Marema continued to state that even with the existence of good policy, local implementers such as the community organizations engaged by FACT not only lacked clarity from municipal, provincial or state authorities on the intended action of multilateral and bilateral policy, but at times never even encountered the investments or resources that emanated from such agreements. This challenge, Marema argued cannot be solely attributed to a lack of capacity or competency across the state, provincial or municipal government levels. For Marema, the challenge was in part maintained by an oversight or refusal of state representatives when engaged in the policy making task to seriously prioritize the needs of those already active in achieving constitutional rights such as the right to food in communities. For Marema therefore, this gap between policy makers and policy implementers underscored the tendency by policy makers of prioritizing the exercise of policy making over the objective of its implementation.

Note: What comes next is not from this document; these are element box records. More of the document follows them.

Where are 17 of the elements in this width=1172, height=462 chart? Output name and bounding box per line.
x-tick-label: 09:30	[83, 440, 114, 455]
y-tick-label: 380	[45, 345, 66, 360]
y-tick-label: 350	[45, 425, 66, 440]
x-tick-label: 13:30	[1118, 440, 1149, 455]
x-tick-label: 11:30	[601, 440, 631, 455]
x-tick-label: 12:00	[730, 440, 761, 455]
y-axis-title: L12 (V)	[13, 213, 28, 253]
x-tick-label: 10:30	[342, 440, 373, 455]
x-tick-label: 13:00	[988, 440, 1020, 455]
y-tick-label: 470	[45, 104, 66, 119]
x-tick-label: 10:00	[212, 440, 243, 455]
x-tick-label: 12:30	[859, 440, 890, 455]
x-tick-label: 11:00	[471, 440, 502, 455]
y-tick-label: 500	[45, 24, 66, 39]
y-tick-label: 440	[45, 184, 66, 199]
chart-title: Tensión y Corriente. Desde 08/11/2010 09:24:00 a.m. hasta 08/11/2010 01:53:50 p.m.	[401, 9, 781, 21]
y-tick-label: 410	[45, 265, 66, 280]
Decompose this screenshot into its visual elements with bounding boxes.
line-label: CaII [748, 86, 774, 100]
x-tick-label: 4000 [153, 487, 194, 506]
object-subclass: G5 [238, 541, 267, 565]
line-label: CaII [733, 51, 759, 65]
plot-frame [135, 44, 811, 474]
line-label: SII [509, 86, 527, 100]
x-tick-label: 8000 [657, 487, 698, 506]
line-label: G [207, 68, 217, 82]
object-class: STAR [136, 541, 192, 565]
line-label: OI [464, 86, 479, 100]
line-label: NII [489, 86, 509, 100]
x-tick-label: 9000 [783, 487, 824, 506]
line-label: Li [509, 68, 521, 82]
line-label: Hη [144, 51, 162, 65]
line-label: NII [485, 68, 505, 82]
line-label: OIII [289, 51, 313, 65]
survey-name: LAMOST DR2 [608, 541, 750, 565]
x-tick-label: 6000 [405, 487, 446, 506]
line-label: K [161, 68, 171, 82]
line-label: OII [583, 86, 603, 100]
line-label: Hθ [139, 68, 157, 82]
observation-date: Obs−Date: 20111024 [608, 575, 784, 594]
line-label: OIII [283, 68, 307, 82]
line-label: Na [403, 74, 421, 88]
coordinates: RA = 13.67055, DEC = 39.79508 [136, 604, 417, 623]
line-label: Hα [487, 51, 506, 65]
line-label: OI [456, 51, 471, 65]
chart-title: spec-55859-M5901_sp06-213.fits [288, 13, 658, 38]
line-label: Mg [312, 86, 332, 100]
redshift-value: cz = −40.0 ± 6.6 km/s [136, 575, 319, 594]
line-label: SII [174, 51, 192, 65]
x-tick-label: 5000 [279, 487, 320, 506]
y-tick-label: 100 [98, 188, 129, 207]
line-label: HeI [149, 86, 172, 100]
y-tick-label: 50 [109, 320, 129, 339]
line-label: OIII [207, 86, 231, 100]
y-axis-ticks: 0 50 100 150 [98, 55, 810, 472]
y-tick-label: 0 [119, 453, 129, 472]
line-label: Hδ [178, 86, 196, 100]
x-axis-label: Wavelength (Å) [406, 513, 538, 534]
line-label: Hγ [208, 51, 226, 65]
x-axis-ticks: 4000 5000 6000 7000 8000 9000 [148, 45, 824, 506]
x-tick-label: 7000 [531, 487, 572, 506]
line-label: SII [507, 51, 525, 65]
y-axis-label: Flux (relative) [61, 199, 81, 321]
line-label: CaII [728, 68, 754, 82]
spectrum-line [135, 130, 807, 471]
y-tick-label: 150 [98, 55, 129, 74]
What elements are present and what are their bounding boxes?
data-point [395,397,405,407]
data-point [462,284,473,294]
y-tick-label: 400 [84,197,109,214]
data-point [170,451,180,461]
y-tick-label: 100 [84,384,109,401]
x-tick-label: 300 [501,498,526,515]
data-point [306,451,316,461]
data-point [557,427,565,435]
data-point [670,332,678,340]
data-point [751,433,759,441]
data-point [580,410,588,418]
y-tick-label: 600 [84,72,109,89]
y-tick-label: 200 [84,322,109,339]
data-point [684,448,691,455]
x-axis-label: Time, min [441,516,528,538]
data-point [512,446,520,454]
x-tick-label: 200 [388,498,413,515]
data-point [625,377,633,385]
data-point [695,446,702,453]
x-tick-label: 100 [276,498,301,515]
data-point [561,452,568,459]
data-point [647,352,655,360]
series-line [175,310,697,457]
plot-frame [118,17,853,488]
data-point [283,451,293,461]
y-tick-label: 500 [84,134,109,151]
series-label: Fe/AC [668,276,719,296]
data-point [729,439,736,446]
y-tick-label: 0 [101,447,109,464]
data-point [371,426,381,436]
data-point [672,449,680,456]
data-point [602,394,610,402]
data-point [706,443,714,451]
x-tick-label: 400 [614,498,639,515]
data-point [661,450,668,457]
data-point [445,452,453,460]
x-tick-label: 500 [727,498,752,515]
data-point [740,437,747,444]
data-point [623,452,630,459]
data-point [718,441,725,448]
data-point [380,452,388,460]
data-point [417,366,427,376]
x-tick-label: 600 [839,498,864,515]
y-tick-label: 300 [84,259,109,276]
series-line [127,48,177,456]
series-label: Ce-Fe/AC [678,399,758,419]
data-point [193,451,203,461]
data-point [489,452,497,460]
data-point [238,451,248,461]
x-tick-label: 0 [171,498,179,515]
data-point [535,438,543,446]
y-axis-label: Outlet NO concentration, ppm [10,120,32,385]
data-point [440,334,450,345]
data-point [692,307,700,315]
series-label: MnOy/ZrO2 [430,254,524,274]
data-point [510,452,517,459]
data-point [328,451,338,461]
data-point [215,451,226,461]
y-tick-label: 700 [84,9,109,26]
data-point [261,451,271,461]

Speaking from a German civil society perspective, Stig Tanzmann, Adviser on Agricultural Issues at Bread for the World Germany, stated that while global and national policy concerning food systems had indeed advanced in the face of recent crises, the concern was that bilateral and multilateral policy making revolving lacked the courage to be implemented seriously. Instead, he stressed, support continues to rely on non-inclusive institutional arrangements, such as the G7 and the World Bank. He noted that these mechanisms continually fail to uphold the right of civil society and local authorities to co-determine reformed food systems, despite being the best placed to innovate and demonstrate more socially inclusive solutions to attain the right to food.

While the conversation did manage to unpack gaps between food system policy making and implementation, the sentiment expressed by many in the audience was that the deeper neo-colonial dependencies that drive the current global food system crisis were not addressed. Despite efforts by Henrich Boell facilitator Lena Luig to tackle these uncomfortable truths, the challenge, as highlighted by both Fakhari and Tanzman is the persistent discomfort among decision makers to explicitly name neo-colonial dependencies in order to critically engage with them. This discomfort, Marema echoed, is brought to “the policy table” and is what informs the conscious or unconscious neglect of local experiences.

How can food system programmes face up to uncomfortable truths?

For TMG's Urban Food Futures programme, a crucial step towards overcoming neo-colonial dependencies is for policy makers in the global north to confront the highly unequal international capitalist systems in which “rich country-poor country” food system relationships are still embedded. As pointed out by various panelists, confronting such dependencies hinges on understanding the violence that these inherited dependencies yield, not just the state and provincial policy level but at the local level as well. Addressing this violence necessitates addressing this systemic neglect of the lived experience of local communities by recognizing such community-led perspectives in policy making and resourcing.

TMG’s Urban Food Futures transdisciplinary action-research programme seeks to address the policy making-policy implementation gap by actively working with partners in three African cities to explore how to valorize local solutions, especially in the informal economy. In Cape Town, TMG partner FACT mobilizes dialogues in the Cape Flat communities to unpack and address the root causes of food insecurity.